Firing up a unique project


Abigail Sebahar (12) transports her piece into a trash can filled with fire. Sebahar fired three pieces.

Nicole Milaszewski

Ceramics classes stepped out of the box on Oct. 13 with their once a semester, outdoor firing.

“Instead of doing the usual firing in the kiln, we did raku firing. Raku firing is when you put your piece in a trash can that reaches about 1800 degrees for 15 minutes, then put it in a trash can filled with hay, which causes it to catch on fire because of how high the temperature was. The final step is to put the piece into a cold bucket of water to lower the temperature of the piece,” Joelle Kelley (12) said.

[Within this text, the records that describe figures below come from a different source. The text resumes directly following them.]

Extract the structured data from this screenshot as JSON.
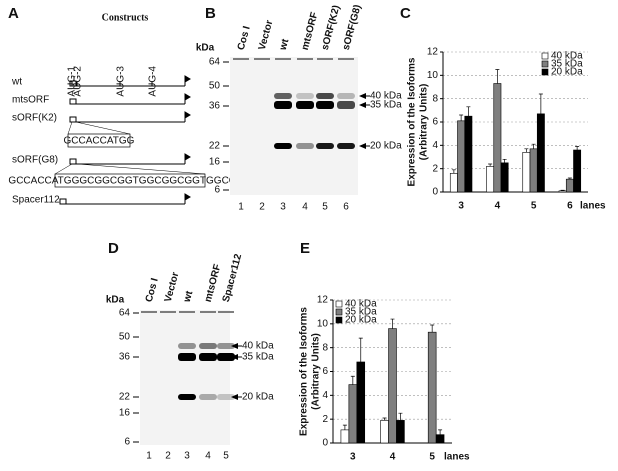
{
  "constructs": {
    "label": "A",
    "title": "Constructs",
    "rows": [
      "wt",
      "mtsORF",
      "sORF(K2)",
      "sORF(G8)",
      "Spacer112"
    ],
    "aug_labels": [
      "AUG-1",
      "AUG-2",
      "AUG-3",
      "AUG-4"
    ],
    "sequences": [
      "GCCACCATGG",
      "GCCACCATGGGCGGCGGTGGCGGCGGTGGCGGC"
    ]
  },
  "blots": [
    {
      "label": "B",
      "unit": "kDa",
      "lanes": [
        "Cos I",
        "Vector",
        "wt",
        "mtsORF",
        "sORF(K2)",
        "sORF(G8)"
      ],
      "lane_numbers": [
        "1",
        "2",
        "3",
        "4",
        "5",
        "6"
      ],
      "markers": [
        "64",
        "50",
        "36",
        "22",
        "16",
        "6"
      ],
      "bands": [
        "40 kDa",
        "35 kDa",
        "20 kDa"
      ]
    },
    {
      "label": "D",
      "unit": "kDa",
      "lanes": [
        "Cos I",
        "Vector",
        "wt",
        "mtsORF",
        "Spacer112"
      ],
      "lane_numbers": [
        "1",
        "2",
        "3",
        "4",
        "5"
      ],
      "markers": [
        "64",
        "50",
        "36",
        "22",
        "16",
        "6"
      ],
      "bands": [
        "40 kDa",
        "35 kDa",
        "20 kDa"
      ]
    }
  ],
  "chart_data": [
    {
      "type": "bar",
      "label": "C",
      "ylabel": [
        "Expression of the Isoforms",
        "(Arbitrary Units)"
      ],
      "xlabel": "lanes",
      "categories": [
        "3",
        "4",
        "5",
        "6"
      ],
      "series": [
        {
          "name": "40 kDa",
          "color": "#ffffff",
          "values": [
            1.6,
            2.2,
            3.4,
            0.1
          ],
          "errors": [
            0.3,
            0.2,
            0.3,
            0.05
          ]
        },
        {
          "name": "35 kDa",
          "color": "#7f7f7f",
          "values": [
            6.1,
            9.3,
            3.7,
            1.1
          ],
          "errors": [
            0.5,
            1.2,
            0.4,
            0.1
          ]
        },
        {
          "name": "20 kDa",
          "color": "#000000",
          "values": [
            6.5,
            2.5,
            6.7,
            3.6
          ],
          "errors": [
            0.8,
            0.3,
            1.7,
            0.3
          ]
        }
      ],
      "ylim": [
        0,
        12
      ],
      "yticks": [
        0,
        2,
        4,
        6,
        8,
        10,
        12
      ],
      "grid": true,
      "legend": "top-right"
    },
    {
      "type": "bar",
      "label": "E",
      "ylabel": [
        "Expression of the Isoforms",
        "(Arbitrary Units)"
      ],
      "xlabel": "lanes",
      "categories": [
        "3",
        "4",
        "5"
      ],
      "series": [
        {
          "name": "40 kDa",
          "color": "#ffffff",
          "values": [
            1.1,
            1.9,
            0
          ],
          "errors": [
            0.4,
            0.2,
            0
          ]
        },
        {
          "name": "35 kDa",
          "color": "#7f7f7f",
          "values": [
            4.9,
            9.6,
            9.3
          ],
          "errors": [
            0.7,
            0.8,
            0.6
          ]
        },
        {
          "name": "20 kDa",
          "color": "#000000",
          "values": [
            6.8,
            1.9,
            0.7
          ],
          "errors": [
            2.0,
            0.6,
            0.4
          ]
        }
      ],
      "ylim": [
        0,
        12
      ],
      "yticks": [
        0,
        2,
        4,
        6,
        8,
        10,
        12
      ],
      "grid": true,
      "legend": "top-left"
    }
  ]
}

The unique process of making their pottery allowed students to try new methods and ideas due to the different feel the firing style gave them.

“I wanted my three pieces to balance each other out, so I made the outer [pieces] curve inwards toward the taller middle one. I also chose colors that were more on the dark side to incorporate the fire for a burnt type of look. I wanted the pieces to seem more natural because raku firing is so different that the normal kiln we use for our other pieces,” Kelley said.

With a major process change in what ceramic students are used to, some difficulties did arise.

“The hardest part would have to be moving the pieces from each trash can to another. We are so used to having to pick them up by our hands and being able to control them because they were so hot you couldn’t, you had to use tongs,” Kelley said.

While the project was a challenging tasks, students got to visualize the firing process, something that normally happens in the kiln.

“My favorite part was the second step, putting the pieces into the trash can filled with hay and seeing it catch on fire,” Kelley said.